Elle retourne s’installer près de son poêle bien chaud. Mais sa conscience ne la laisse pas tranquille ; un verset de la Bible l’assaille : « Donne à qui te demande… » Elle essaye bien de fermer la porte de son cœur comme elle vient de fermer la porte de sa maison, mais la parole de la Bible revient inlassablement à la charge.
Franck, lui, s’éloigne dans la nuit, quand tout à coup on l’appelle. La femme qui lui a fermé la porte au nez le rejoint :
– Tenez, dit-elle, voilà 2 sous, et que Dieu vous aide.
2 sous, c’est bien peu pour empêcher une famille entière de mourir de faim, mais ces 2 sous qu’il serre dans sa main comme un trésor, sont pour lui la preuve que Dieu ne l’a pas abandonné.
– O Dieu, montre-moi comment utiliser ces 2 sous.
A peine cette prière a-t-elle jailli de son cœur, que Franck entend dans la nuit :
– Allumettes ! Allumettes ! Qui veut acheter des allumettes ?
Un marchand passe, des portes s’ouvrent ; des ménagères achètent des allumettes contre quelques sous.
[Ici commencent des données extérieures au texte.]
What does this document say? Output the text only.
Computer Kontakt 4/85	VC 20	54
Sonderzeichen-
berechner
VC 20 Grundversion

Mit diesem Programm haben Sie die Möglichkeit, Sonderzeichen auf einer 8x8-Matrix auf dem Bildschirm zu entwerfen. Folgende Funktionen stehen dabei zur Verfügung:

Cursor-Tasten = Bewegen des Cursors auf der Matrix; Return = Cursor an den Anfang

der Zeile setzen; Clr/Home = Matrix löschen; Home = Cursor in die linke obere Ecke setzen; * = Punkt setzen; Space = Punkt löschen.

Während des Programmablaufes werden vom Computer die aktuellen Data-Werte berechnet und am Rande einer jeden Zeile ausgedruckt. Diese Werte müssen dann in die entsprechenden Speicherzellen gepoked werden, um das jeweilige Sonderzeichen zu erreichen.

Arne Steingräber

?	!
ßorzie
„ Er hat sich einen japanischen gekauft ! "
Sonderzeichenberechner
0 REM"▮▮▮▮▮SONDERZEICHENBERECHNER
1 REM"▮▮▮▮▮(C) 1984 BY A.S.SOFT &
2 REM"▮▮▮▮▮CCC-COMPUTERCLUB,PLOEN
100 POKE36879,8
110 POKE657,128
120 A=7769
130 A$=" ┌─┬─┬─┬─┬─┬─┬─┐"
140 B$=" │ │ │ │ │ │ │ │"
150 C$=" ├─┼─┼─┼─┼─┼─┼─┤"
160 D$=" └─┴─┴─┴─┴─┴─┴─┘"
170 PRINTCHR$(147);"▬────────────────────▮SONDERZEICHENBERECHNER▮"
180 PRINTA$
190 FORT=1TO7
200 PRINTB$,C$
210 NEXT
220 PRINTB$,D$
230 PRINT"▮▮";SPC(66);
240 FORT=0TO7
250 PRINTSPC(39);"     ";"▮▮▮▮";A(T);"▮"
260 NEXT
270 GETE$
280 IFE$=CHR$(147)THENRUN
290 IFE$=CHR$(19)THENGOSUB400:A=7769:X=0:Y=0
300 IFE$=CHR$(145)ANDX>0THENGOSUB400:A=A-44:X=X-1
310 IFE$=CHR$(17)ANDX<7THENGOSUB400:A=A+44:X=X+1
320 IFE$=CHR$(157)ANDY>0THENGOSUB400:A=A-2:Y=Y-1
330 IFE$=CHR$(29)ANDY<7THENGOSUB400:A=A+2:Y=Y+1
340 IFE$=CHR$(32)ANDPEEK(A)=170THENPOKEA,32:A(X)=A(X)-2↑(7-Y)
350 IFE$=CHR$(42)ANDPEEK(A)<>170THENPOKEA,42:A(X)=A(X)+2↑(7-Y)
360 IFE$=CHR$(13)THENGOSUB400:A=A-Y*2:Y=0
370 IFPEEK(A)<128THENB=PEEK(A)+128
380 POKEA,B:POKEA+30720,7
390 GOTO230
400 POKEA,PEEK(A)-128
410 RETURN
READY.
Franck s’arrête.
– Mais ce que fait ce marchand, je peux le faire aussi, murmure-t-il.
Il se dirige alors vers un petit magasin où il échange ses 2 sous contre un morceau de soufre. Il oublie sa faim. Rentré chez lui, sa femme fait bouillir le soufre dans une marmite pendant que Franck taille des brindilles à l’aide d’une petite hache. Les enfants aident à tremper l’extrémité des allumettes dans le soufre brûlant. On fait des paquets de 50 et voilà Franck de nouveau parti vendre ses allumettes.
La lune s’est levée.
– Allumettes ! Allumettes ! Qui veut de bonnes allumettes ?
Ce n’est que lorsqu’il a vendu son dernier paquet que le bûcheron se dirige vers l’épicerie du village pour en revenir avec du pain et des provisions qu’il dépose chez lui sur la table devant les siens.
Mais avant que chacun prenne sa part de nourriture, Franck fait monter devant toute sa famille réunie, une ardente prière de reconnaissance vers ce Dieu qui a pris si magnifiquement soin de toute sa famille.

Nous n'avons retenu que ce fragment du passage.